OTTAWA, Canada — The Canadian government on Thursday announced its new Access to Cannabis for Medical Purposes Regulations, which will take effect on Aug. 24, and according to the Canadian Pharmacists Association, one big change that has popular support was left out. 


The CPhA on Thursday noted its disappointment that the new guidelines do not include a model in which pharmacists oversee dispensing of medical marijuana, though Health Canada did say it was considering a potential model with pharmacy at the center. 

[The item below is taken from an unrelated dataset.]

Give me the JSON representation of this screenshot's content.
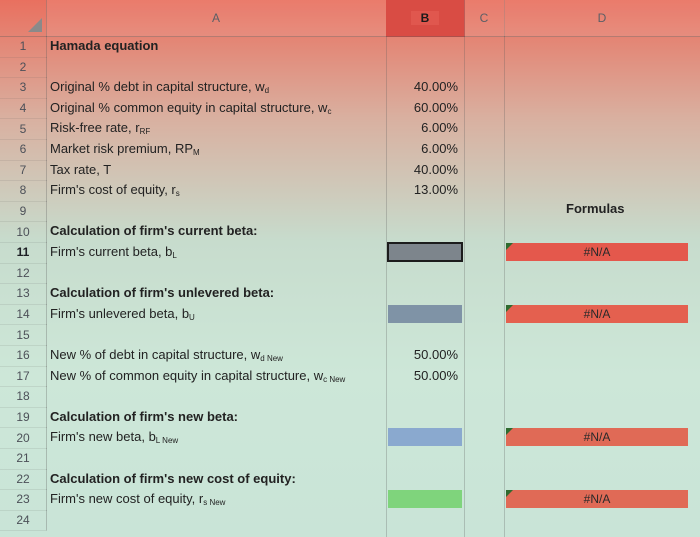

“Pharmacists have the expertise to mitigate potential risks associated with medical marijuana, including harmful drug interactions, contraindications, and potential addictive behavior,” CPhA CEO Perry Eisenschmid said. “Pharmacist management and distribution would improve access for Canadians in urban, rural and remote communities … under the supervision of a licensed health care professional, through an established distribution system proven to protect patient and public safety.”


An Abacus Data poll conducted in February found that 52% of respondents were in favor of a distribution method led by pharmacy. And CPhA acknowledged that there is hope in the future as Canada looks to push for legal access to recreational marijuana, noting that pharmacist-dispensed medical marijuana in a country that also permits recreational marijuana would prevent against abuse of the medical system and the emergence of a grey market. 


"By providing access to marijuana for medical purposes through pharmacy, Health Canada and the Task Force on Marijuana Legalization and Regulation can ensure that Canada is in line with international best practices," Eisenschmid said. "Recognizing that Health Canada is responding directly to the Court's ruling and its deadline, we are encouraged that Health Canada has committed to studying pharmacy distribution as the regulations are evaluated going forward."